Even better, they ‘handle clients’ they don’t ‘serve’ them. This is no disrespect to clients, I couldn’t do their job either. By handling I mean not just saying yes externally and ‘the client won’t like it’ internally. They build a relationship, not a culture of subservience.
The ones who nurture ideas through their building and then through the client building, not the ones who shut things down.
The ones who partner clients, who look to deliver good advice and help them succeed, rather than the ones who simply say yes and make everything seem transactional.
The ones with more than charm and charisma, they build trust.
Increasingly, agencies have become a lot more about client service than client handling. There are many reasons for this of course, a big one being the increasingly competitive nature of our industry and growing cost pressures.
Yet the agencies we tend to talk about and the work we tend to celebrate, don’t just serve clients they handle them. They make money from delivering ideas clients couldn’t do themselves, even in-house. Not just because of talent and craft, because of positive friction – working on anything for too long makes you snowblind, but outsiders you trust provide the spark you rarely get in house.
Yes, there are great in-house teams, but the internal culture required for work that isn’t a box ticking exercise is the exception not the rule.
And more client service has led to less proper account planning too.
At their best, planners do a lot more than the ‘set-up’ for the creative work. They have a direct relationship with the client, a genuine partner with client services in the relationship.
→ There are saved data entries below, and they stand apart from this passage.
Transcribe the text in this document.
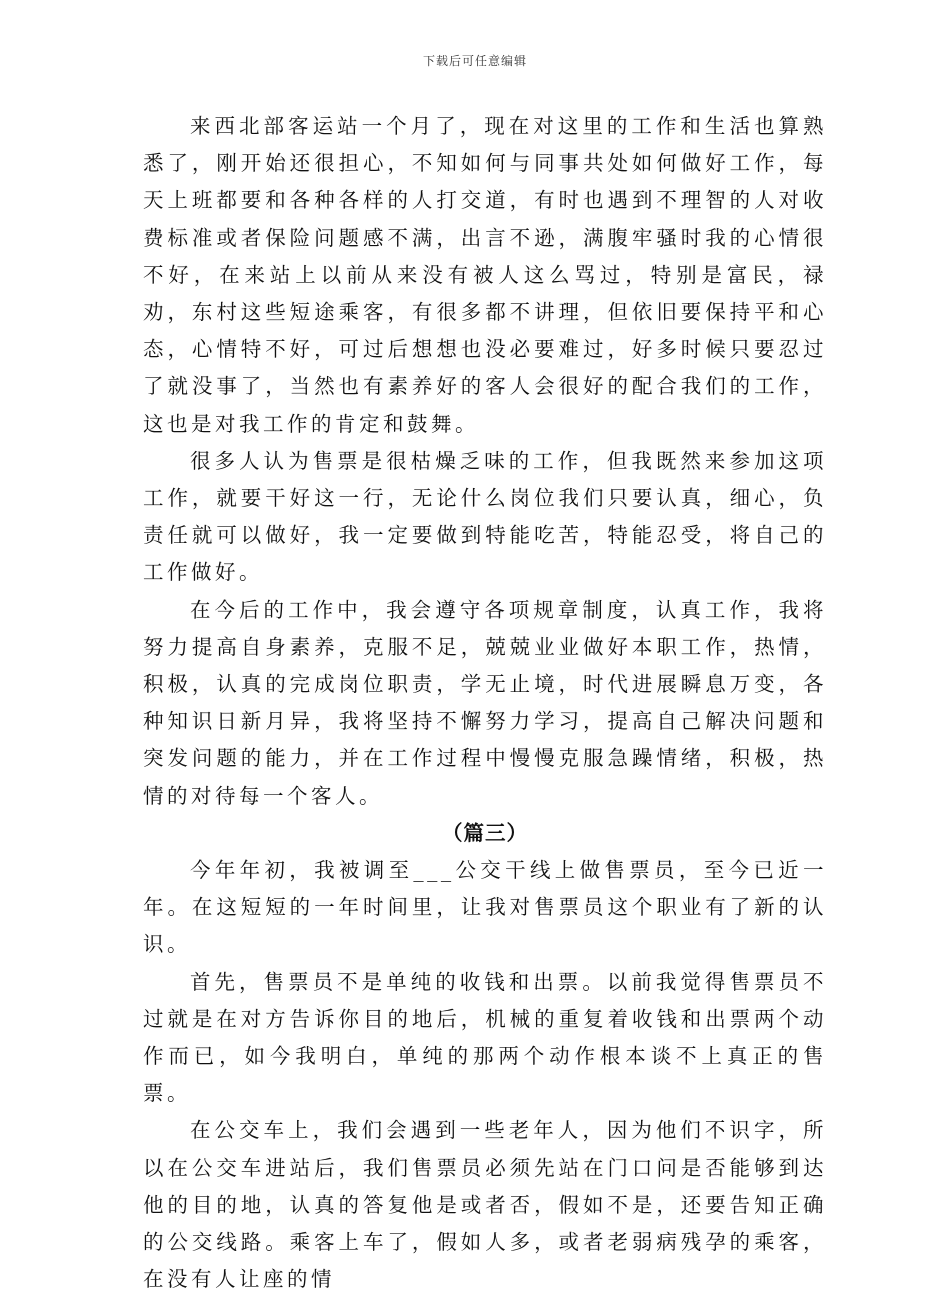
下载后可任意编辑

来西北部客运站一个月了，现在对这里的工作和生活也算熟悉了，刚开始还很担心，不知如何与同事共处如何做好工作，每天上班都要和各种各样的人打交道，有时也遇到不理智的人对收费标准或者保险问题感不满，出言不逊，满腹牢骚时我的心情很不好，在来站上以前从来没有被人这么骂过，特别是富民，禄劝，东村这些短途乘客，有很多都不讲理，但依旧要保持平和心态，心情特不好，可过后想想也没必要难过，好多时候只要忍过了就没事了，当然也有素养好的客人会很好的配合我们的工作，这也是对我工作的肯定和鼓舞。

很多人认为售票是很枯燥乏味的工作，但我既然来参加这项工作，就要干好这一行，无论什么岗位我们只要认真，细心，负责任就可以做好，我一定要做到特能吃苦，特能忍受，将自己的工作做好。

在今后的工作中，我会遵守各项规章制度，认真工作，我将努力提高自身素养，克服不足，兢兢业业做好本职工作，热情，积极，认真的完成岗位职责，学无止境，时代进展瞬息万变，各种知识日新月异，我将坚持不懈努力学习，提高自己解决问题和突发问题的能力，并在工作过程中慢慢克服急躁情绪，积极，热情的对待每一个客人。

（篇三）

今年年初，我被调至___公交干线上做售票员，至今已近一年。在这短短的一年时间里，让我对售票员这个职业有了新的认识。

首先，售票员不是单纯的收钱和出票。以前我觉得售票员不过就是在对方告诉你目的地后，机械的重复着收钱和出票两个动作而已，如今我明白，单纯的那两个动作根本谈不上真正的售票。

在公交车上，我们会遇到一些老年人，因为他们不识字，所以在公交车进站后，我们售票员必须先站在门口问是否能够到达他的目的地，认真的答复他是或者否，假如不是，还要告知正确的公交线路。乘客上车了，假如人多，或者老弱病残孕的乘客，在没有人让座的情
But that link is increasingly severed, which also severs the most important link of all, the link to the ‘consumer’.
Planners are having less scope to go beyond primary research, to uncover the real truth and show clients possibility not of predictability. There is less of of planning as the first idea, more of planning as the first few slides.
A couple of days to do the set-up for creative work, then not even able to nurture the work itself.
As the relationship with client disappears (partly down to client services jealously guarding it as it becomes their only reason for being, but also because a transactional relationship makes the discipline nothing more than a powerpoint factory) there is more of just putting client research through a process, colouring in the client brief, or even just post rationalising creative work. Now let’s be honest, in many cases, post rationalising great ideas can be a good thing – but you need great ideas first and client service often doesn’t like them so they get filtered out. Or they allow mediocre creative to go unchallenged (but that’s another story).
Strategy was invented to be bridge between research and ideas, it was valued part of the client relationship. If it isn’t this anymore what the hell is it for?
So yes, here’s to account handlers, who do the most amazing job.
I’m obviously grateful because they allow me to do actual account planning.
I couldn’t do their job, but then again, neither could most client service.